Georgia’s elected officials are definitely taking a proactive approach. Earlier this year, both houses of the Georgia legislature passed a resolution calling for a correction of this centuries-old survey. If no agreement can be reached with Georgia’s Volunteer neighbors within a year, the resolution directs Sam Olens, Georgia’s Attorney General, to commence litigation. This is where things get ugly, because Georgia won’t be seeking just the 1,000 or so acres in Marion County that would facilitate access to the Tennessee River. It directs Olens to sue for the entire area south of the 35th parallel: more than 68 square miles, several townships, as well as substantial Tennessee River frontage.
Students of the Constitution know that only one court can hear disputes between states: the U.S. Supreme Court. In such a setting, the Supreme Court would appoint a special master who would gather all the facts and make a recommendation. This process would require three to five years – considerably less time than a case starting in federal district courts, and the decision cannot be appealed.
One final note. The amount of water that Georgia seeks to withdraw from the Tennessee? It turns out that it is actually less than what it contributes. According to some estimates, approximately 7 percent of the flow of the Tennessee – an estimated 1.6 billion gallons a day – originates in Georgia via the Toccoa and Nottely Rivers. Georgia seeks to divert less than 500 million gallons.

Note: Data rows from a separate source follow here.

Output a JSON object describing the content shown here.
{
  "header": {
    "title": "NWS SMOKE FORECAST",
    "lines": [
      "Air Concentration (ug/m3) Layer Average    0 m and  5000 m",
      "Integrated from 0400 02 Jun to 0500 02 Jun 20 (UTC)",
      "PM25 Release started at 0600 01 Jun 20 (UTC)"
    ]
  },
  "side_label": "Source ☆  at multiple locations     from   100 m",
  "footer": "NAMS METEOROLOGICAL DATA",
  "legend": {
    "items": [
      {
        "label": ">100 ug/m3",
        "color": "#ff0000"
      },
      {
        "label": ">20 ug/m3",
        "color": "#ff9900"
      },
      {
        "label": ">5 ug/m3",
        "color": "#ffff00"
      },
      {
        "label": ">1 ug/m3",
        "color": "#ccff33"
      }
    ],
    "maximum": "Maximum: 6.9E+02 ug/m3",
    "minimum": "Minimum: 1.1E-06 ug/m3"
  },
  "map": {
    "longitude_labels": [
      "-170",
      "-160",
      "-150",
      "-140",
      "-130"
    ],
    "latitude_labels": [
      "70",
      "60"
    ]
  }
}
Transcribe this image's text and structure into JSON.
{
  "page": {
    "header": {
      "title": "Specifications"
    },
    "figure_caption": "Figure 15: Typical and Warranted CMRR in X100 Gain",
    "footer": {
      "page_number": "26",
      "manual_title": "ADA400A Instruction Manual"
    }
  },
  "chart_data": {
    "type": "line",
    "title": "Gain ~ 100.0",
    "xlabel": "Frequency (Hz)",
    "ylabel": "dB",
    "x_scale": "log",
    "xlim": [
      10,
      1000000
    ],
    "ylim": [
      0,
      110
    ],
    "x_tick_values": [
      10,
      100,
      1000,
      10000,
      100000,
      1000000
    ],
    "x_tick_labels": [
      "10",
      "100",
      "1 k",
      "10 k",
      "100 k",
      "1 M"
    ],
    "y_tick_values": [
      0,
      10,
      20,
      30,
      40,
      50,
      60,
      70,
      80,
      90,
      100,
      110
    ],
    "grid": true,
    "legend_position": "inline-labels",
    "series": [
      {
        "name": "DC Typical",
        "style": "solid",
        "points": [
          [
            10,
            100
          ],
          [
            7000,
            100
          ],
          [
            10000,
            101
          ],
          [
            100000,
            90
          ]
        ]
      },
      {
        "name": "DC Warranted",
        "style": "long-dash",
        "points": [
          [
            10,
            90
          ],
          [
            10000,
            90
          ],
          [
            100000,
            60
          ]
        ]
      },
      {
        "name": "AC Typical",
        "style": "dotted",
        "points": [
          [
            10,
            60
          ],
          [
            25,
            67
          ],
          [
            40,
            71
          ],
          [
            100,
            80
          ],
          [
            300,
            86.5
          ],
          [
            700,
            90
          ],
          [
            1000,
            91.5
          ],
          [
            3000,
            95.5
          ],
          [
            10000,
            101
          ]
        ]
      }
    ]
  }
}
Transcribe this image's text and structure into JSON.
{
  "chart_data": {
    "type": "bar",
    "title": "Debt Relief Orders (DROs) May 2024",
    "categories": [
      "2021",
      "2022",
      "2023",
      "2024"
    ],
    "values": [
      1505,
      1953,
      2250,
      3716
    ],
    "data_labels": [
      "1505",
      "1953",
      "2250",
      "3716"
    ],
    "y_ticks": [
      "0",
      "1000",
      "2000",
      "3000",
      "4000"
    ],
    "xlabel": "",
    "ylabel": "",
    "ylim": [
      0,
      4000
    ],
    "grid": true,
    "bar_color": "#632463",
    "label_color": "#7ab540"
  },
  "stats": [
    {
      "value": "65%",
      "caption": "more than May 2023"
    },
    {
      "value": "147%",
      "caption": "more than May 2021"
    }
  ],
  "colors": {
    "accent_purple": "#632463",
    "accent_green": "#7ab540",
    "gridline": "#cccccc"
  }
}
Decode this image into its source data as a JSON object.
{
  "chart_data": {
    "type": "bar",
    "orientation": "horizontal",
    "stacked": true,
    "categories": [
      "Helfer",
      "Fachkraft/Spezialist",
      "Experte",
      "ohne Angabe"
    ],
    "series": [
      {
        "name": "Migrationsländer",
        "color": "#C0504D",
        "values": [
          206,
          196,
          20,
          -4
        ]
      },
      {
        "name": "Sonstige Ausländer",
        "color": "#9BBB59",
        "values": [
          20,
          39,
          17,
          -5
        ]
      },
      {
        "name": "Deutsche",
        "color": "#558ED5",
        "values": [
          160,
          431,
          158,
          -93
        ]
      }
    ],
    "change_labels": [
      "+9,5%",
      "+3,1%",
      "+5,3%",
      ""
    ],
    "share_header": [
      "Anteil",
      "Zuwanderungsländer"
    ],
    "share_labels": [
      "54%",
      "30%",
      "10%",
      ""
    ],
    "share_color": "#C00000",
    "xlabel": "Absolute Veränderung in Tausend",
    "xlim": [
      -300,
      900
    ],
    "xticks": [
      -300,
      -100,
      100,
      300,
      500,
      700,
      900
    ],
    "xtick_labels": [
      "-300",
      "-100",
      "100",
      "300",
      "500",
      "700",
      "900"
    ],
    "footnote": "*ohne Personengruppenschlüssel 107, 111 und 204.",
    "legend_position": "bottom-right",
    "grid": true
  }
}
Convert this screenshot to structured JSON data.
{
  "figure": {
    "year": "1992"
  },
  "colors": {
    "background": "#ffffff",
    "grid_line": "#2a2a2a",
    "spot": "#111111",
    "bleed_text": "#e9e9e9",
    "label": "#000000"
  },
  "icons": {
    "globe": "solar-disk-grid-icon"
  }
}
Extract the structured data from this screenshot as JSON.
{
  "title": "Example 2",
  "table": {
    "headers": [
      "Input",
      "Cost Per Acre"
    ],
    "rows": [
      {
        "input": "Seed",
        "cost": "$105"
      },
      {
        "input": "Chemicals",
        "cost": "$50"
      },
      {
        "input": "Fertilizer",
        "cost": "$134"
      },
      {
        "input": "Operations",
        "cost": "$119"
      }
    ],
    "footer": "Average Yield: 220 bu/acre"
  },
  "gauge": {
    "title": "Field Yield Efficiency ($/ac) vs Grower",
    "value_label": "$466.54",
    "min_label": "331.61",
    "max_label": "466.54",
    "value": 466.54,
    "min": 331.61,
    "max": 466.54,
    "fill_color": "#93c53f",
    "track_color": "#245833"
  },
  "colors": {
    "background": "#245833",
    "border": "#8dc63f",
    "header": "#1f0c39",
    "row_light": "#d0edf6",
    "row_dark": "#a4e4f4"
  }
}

For an excellent briefing on the history and paper trail of this dispute, Google “Tapping the Tennessee River at Georgia’s Northwest Corner: A Solution to Georgia’s Water Supply Crisis.” Prepared by William Bradley Carver and Dargan “Scott” Cole Sr. at the Atlanta law firm of Hall Booth Smith, the paper was presented at the 2011 Georgia Water Resources Conference in Athens, Georgia.